Lastly, another important observation within our research framework is that the analysis of large omic datasets and, moreover, the generation of highly informative outputs (such as bipartite networks that may contain information about thousands of biomolecular entities, i.e., genes and proteins, or thousands of chemical entities, i.e., drugs) require efficient and computationally intensive bioinformatics software programming. This is one of the main challenges we have addressed in this research.
Main hypothesis and specific objectives Considering the challenges described above in the context of current research in Bioinformatics and Computational Biology applied to cancer, we propose a main hypothesis to be tested and developed in our scientific work for this Doctoral Thesis.

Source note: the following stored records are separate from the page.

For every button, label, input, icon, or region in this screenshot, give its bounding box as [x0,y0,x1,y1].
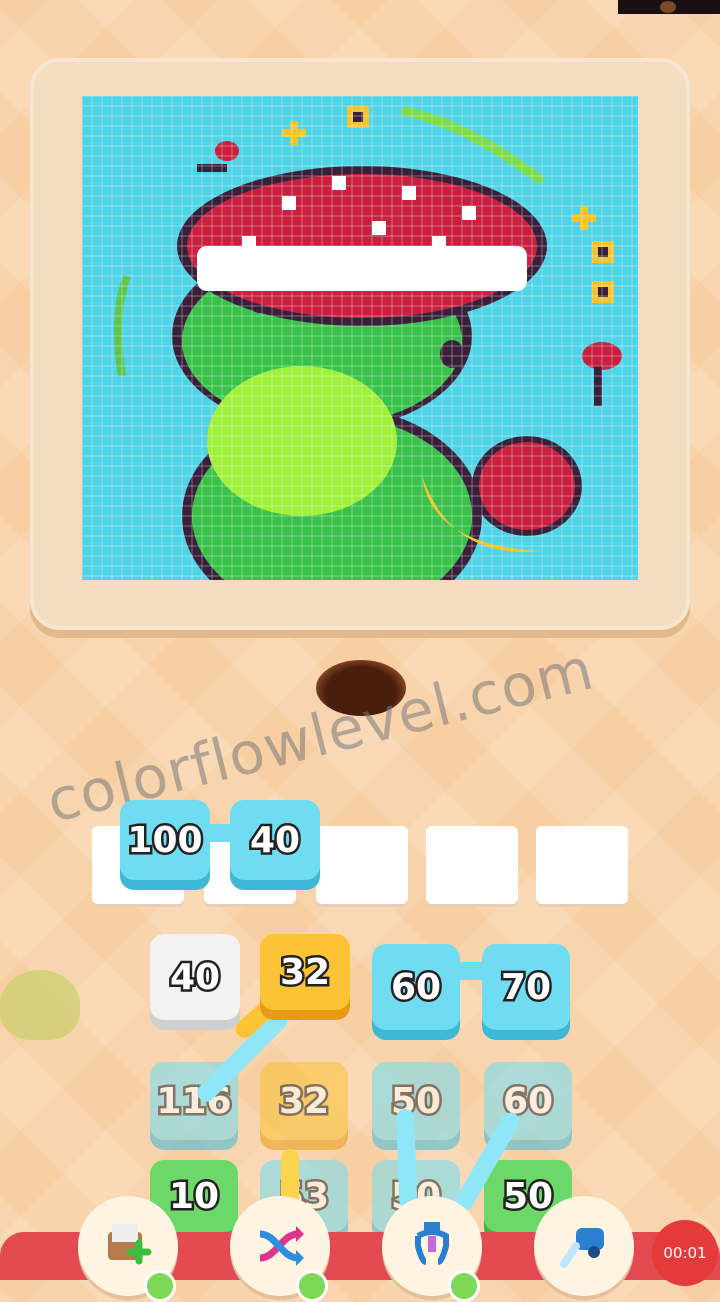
board-tile: 32 [260,1062,348,1140]
board-tile[interactable]: 40 [150,934,240,1020]
slot-tile[interactable]: 100 [120,800,210,880]
slot-tile[interactable]: 40 [230,800,320,880]
board-tile[interactable]: 70 [482,944,570,1030]
slot [426,826,518,904]
slot [316,826,408,904]
pixel-art-frog [82,96,638,580]
badge-emblem-icon [660,1,676,13]
tool-badge [296,1270,328,1302]
tile-link [396,1108,418,1210]
vacuum-icon [560,1228,604,1268]
plant-decoration [0,970,80,1040]
board-tile[interactable]: 32 [260,934,350,1010]
shuffle-arrows-icon [259,1226,304,1266]
timer-badge: 00:01 [652,1220,718,1286]
vacuum-button[interactable] [534,1196,634,1296]
tool-badge [144,1270,176,1302]
top-badge [618,0,720,14]
slot [536,826,628,904]
claw-icon [415,1222,449,1265]
add-box-icon [108,1224,152,1265]
shuffle-button[interactable] [230,1196,330,1302]
board-tile[interactable]: 60 [372,944,460,1030]
pixel-art-canvas [82,96,638,580]
tool-badge [448,1270,480,1302]
grab-button[interactable] [382,1196,482,1302]
board-tile: 50 [372,1062,460,1140]
add-slot-button[interactable] [78,1196,178,1302]
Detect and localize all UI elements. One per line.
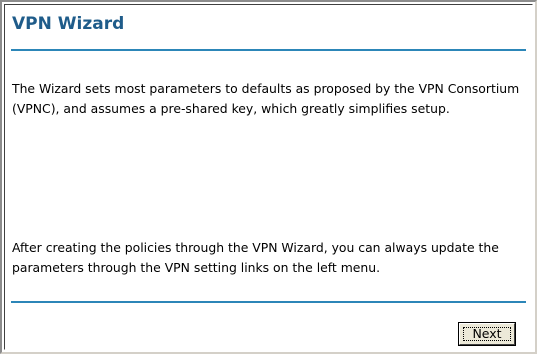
footer-divider	[11, 301, 526, 303]
wizard-content: VPN Wizard The Wizard sets most paramete…	[4, 4, 533, 350]
page-title: VPN Wizard	[12, 14, 125, 34]
followup-text: After creating the policies through the …	[12, 240, 499, 275]
wizard-panel: VPN Wizard The Wizard sets most paramete…	[0, 0, 537, 354]
next-button-label: Next	[472, 326, 502, 341]
next-button[interactable]: Next	[458, 322, 516, 346]
title-divider	[11, 49, 526, 51]
intro-text: The Wizard sets most parameters to defau…	[12, 81, 520, 116]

In short, the hypothesis is that a robust bioinformatic analysis can be achieved by integrating multiple datasets of full transcriptomic data (i.e., gene expression data) from tumour samples of cancer patients and other human samples, along with clinical information about disease progression and patient survival. These analyses will involve the development of new algorithms that integrate all of these complex omic and clinical data using the advanced programming software R and various R packages which facilitate the application of robust statistical, computational, and machine learning methods. In addition, this integrative strategy will be applied to study the correlations between human gene expression and drug activity in cancer cell lines, using large-scale genomic and transcriptomic data associated with these samples to infer novel cancer drug targets. These associations can map the gene products that may receive a given drug's effect, influence, or actions and propose these as novel druggable gene modules.
Under the described hypothesis, we have designed the scientific work of this Doctoral Thesis to develop and achieve a series of specific objectives, organised in three different chapters within this Doctoral Thesis.
Objective 1.- Development and optimisation of a survival analysis and risk prediction algorithm for cancer patients based on genome-wide expression and clinical disease progression data.
Objective 2.- Application of the developed survival analysis algorithm to various large human cancer datasets to find novel biomarkers associated with patient prognosis or to build gene signatures associated with survival and risk.
Objective 3.- Development of a robust bioinformatics methodology to find and propose new plausible drug gene-target modules for anticancer drugs based on gene expression profiles and drug activity profiles, and construction of the derived drug-to-gene bipartite networks.